An image processor is created based upon arguments if any exist. When operating in CPU and GPU mode, live-capture uses the OpenclImageProcessor. Live capture is performed using OpenCV to capture frames from the webcam. The frames are then fed into the image processor and its result is displayed on screen. The result is a near realtime video of canny edge detection algorithm running on the webcam's data.

##Benchmarking usage: ./benchmark-suite Note: This currently requires images to be fetched and on the local path ./images/. If you haven't already, run tools/fetch-images.sh to obtain these images.

Because the focus of this project was to produce a reasonably performant implementation of the canny edge detection algorithm, a fair amount of effort went into creating a flexible benchmarking system. It is desirable to know how this implementation compares to others, how it performs at different resolutions, and how much time each stage of the algorithm consumes. As such, the benchmarking-suite runs several iterations of each pair of image and implementation to find the mean and standard deviation of time taken. After benchmarking the full algorithm, each stage is run in isolation to capture the amount of time each stage consumes. The test images ranged in size from 0.3-288 megapixels.

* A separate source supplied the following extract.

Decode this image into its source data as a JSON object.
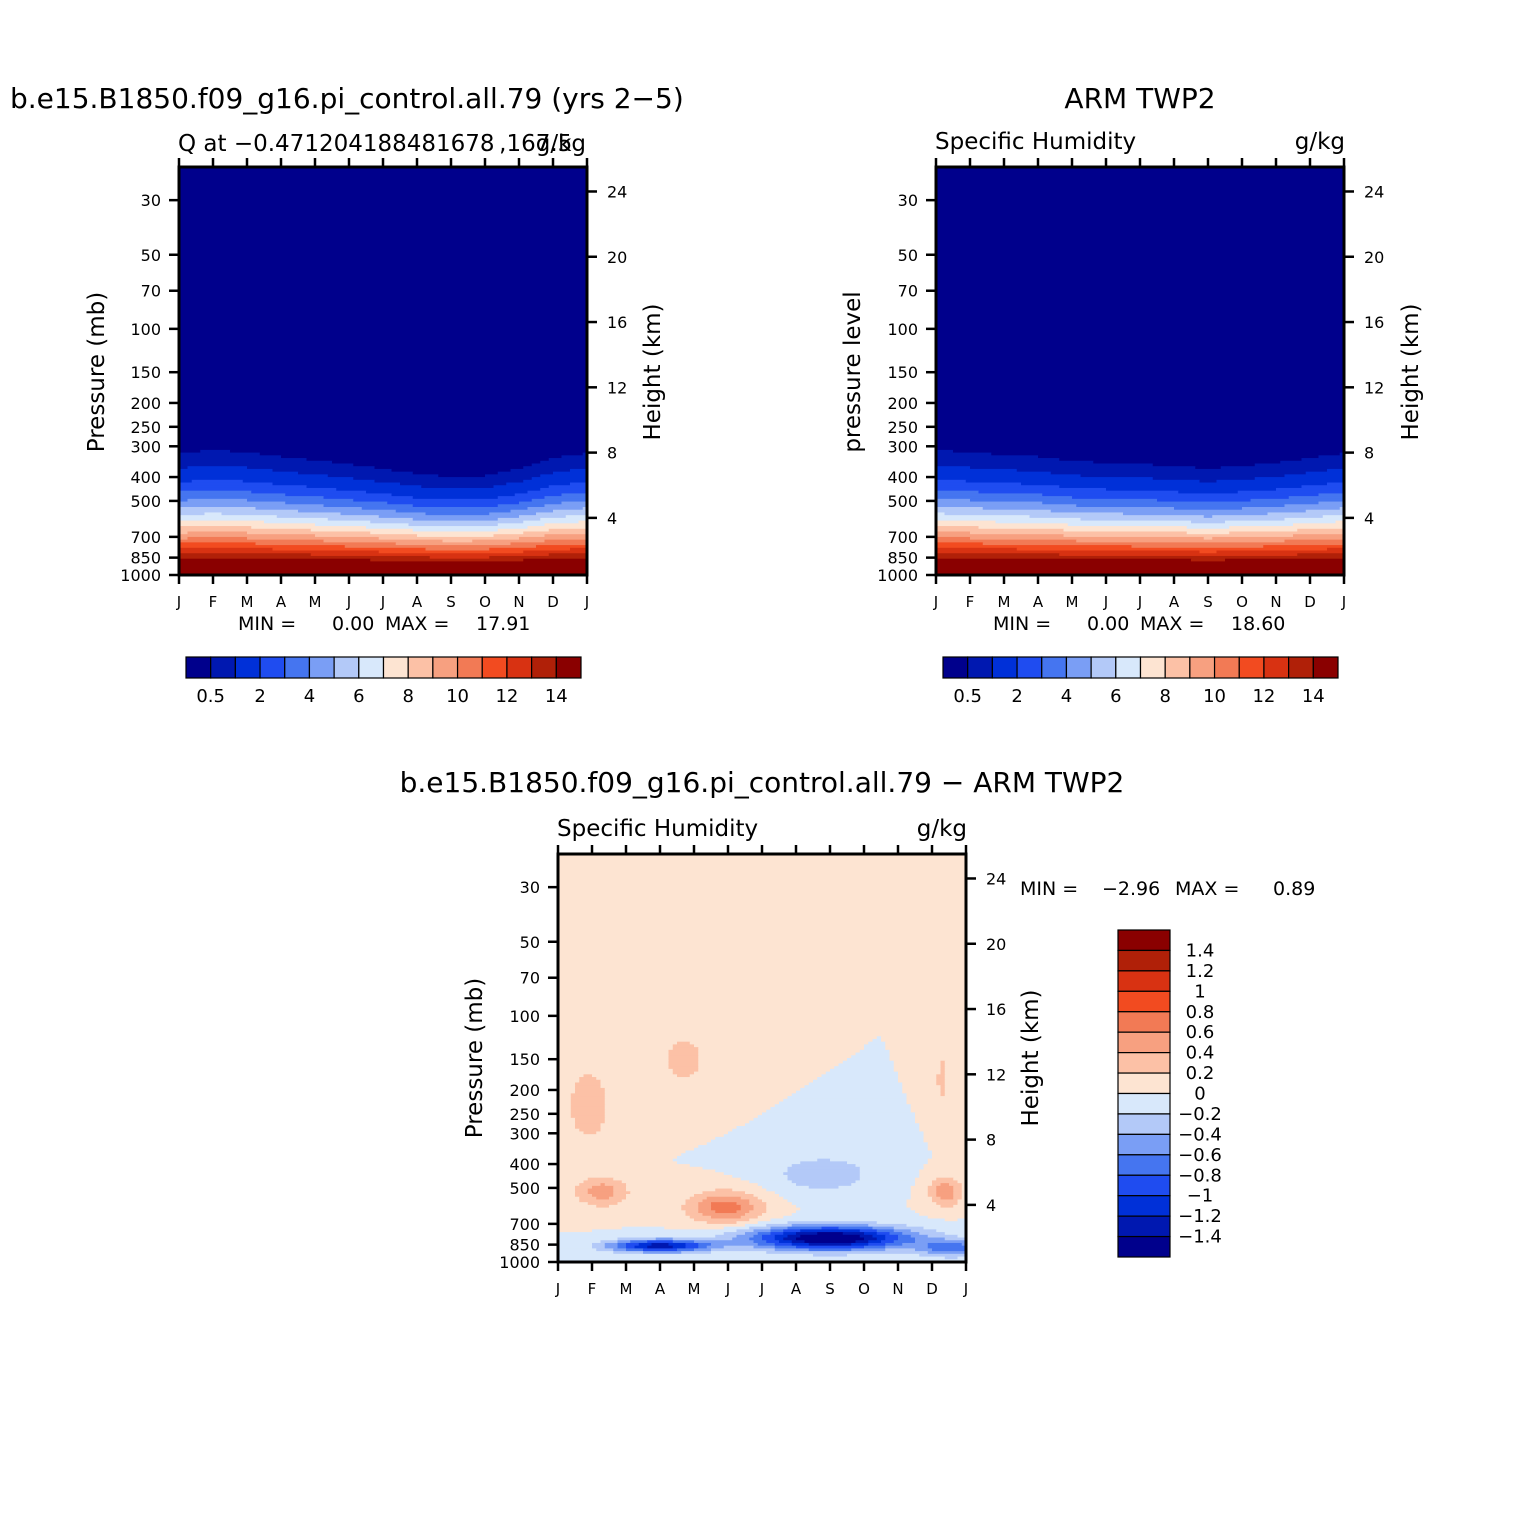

#Optimization Methods Initially, a single set of OpenCL kernels were used that were intended to run on both the CPU and GPU. The performance on the CPU was better than expected; it gave 7x speedups over serial on a four core processor. However, the GPU performance was much lower than expected; it was slower than serial. The problem was pinpointed to redundant global memory accesses. Because most stages require that each pixel have knowledge of neighboring pixels, each pixel was retrieved 9 times or more from global memory. This access pattern is specifically what GPUs are weak at, so much of what should have been executed in parallel was being serialized by global memory accesses.

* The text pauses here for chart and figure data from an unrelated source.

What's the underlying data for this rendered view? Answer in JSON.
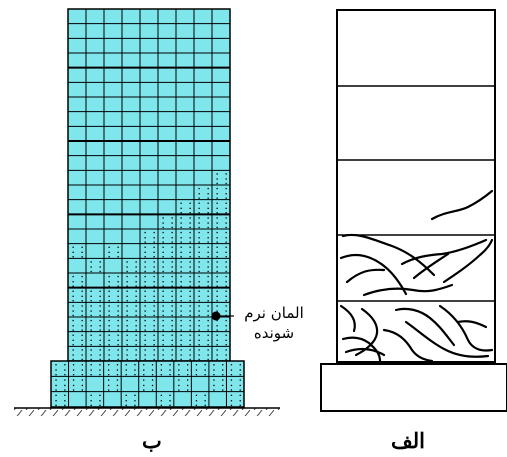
{
  "annotation": {
    "line1": "المان نرم",
    "line2": "شونده"
  },
  "panel_labels": {
    "left": "ب",
    "right": "الف"
  },
  "colors": {
    "mesh_fill": "#7fe6ec",
    "mesh_line": "#000000",
    "background": "#ffffff"
  }
}
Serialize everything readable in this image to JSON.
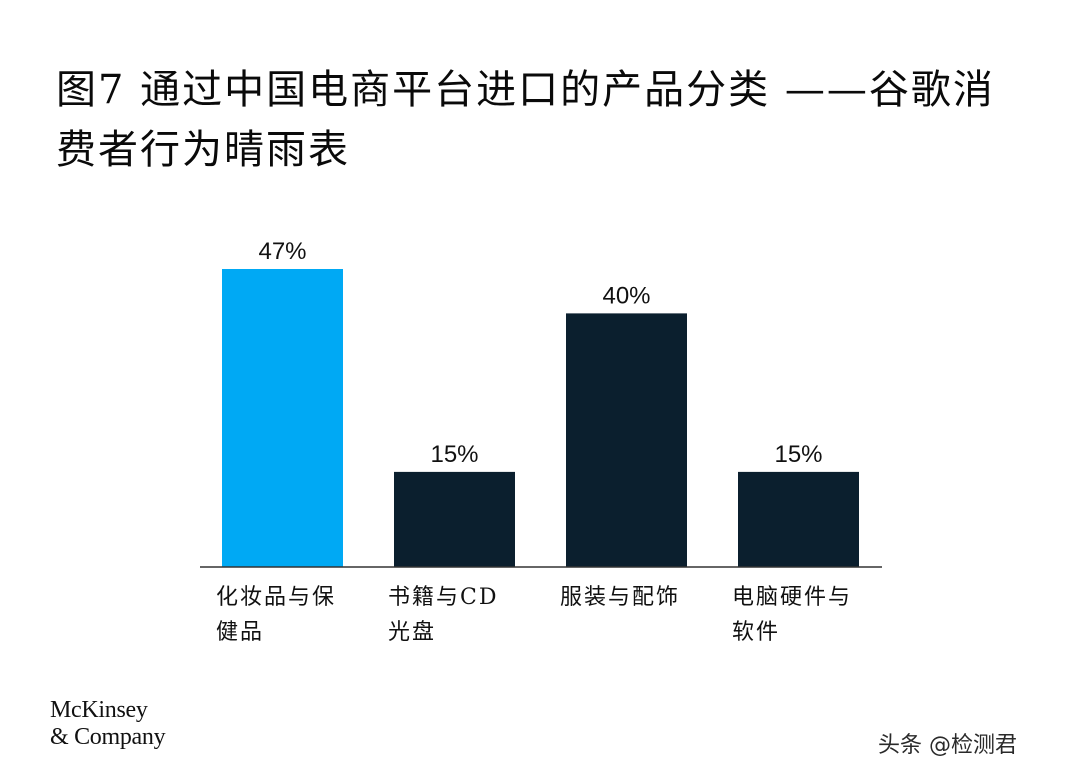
{
  "title": "图7 通过中国电商平台进口的产品分类 ——谷歌消费者行为晴雨表",
  "chart_data": {
    "type": "bar",
    "categories": [
      [
        "化妆品与保",
        "健品"
      ],
      [
        "书籍与CD",
        "光盘"
      ],
      [
        "服装与配饰"
      ],
      [
        "电脑硬件与",
        "软件"
      ]
    ],
    "values": [
      47,
      15,
      40,
      15
    ],
    "value_labels": [
      "47%",
      "15%",
      "40%",
      "15%"
    ],
    "colors": [
      "#00a9f4",
      "#0b1f2e",
      "#0b1f2e",
      "#0b1f2e"
    ],
    "ylim": [
      0,
      50
    ],
    "grid": false,
    "xlabel": "",
    "ylabel": ""
  },
  "logo": {
    "line1": "McKinsey",
    "line2": "& Company"
  },
  "watermark": "头条 @检测君"
}
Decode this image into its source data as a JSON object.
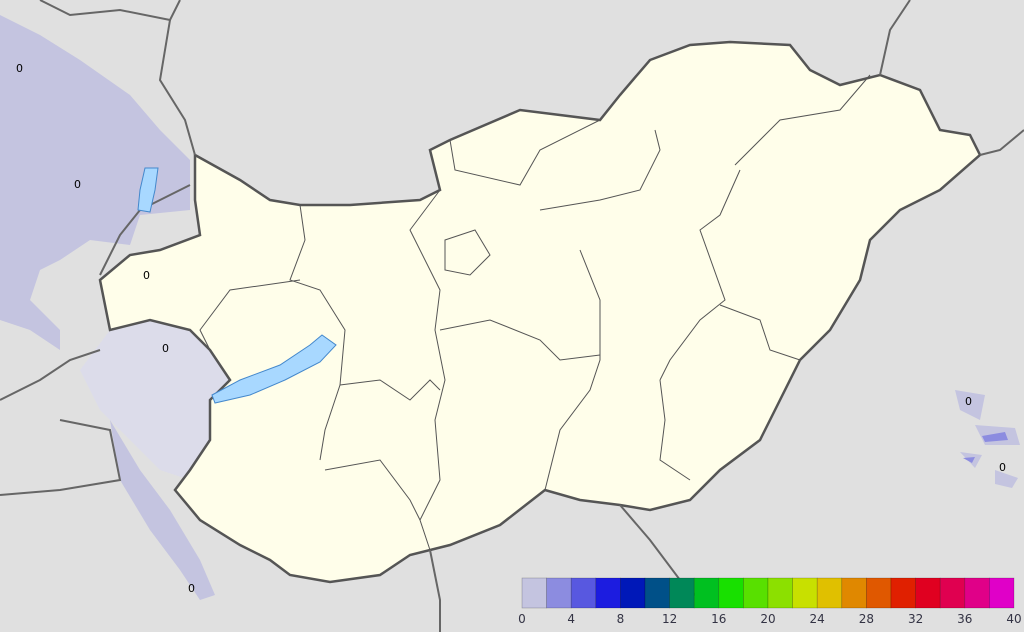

To solve this problem, two dimensional workgroups were used. Each work group copies pixel data to local memory which is much faster, but only accessible from within that workgroup. This reduced global memory accesses significantly and gave a 29x speedup over the previous version. The end result was 8-13x speedup over serial for the GPU, with peak performance for images that are approximately 10 megapixels. While running on the CPU, this implementation had a 7-10x speedup on images between 0.3-9 megapixels, but fell off very quickly for larger images.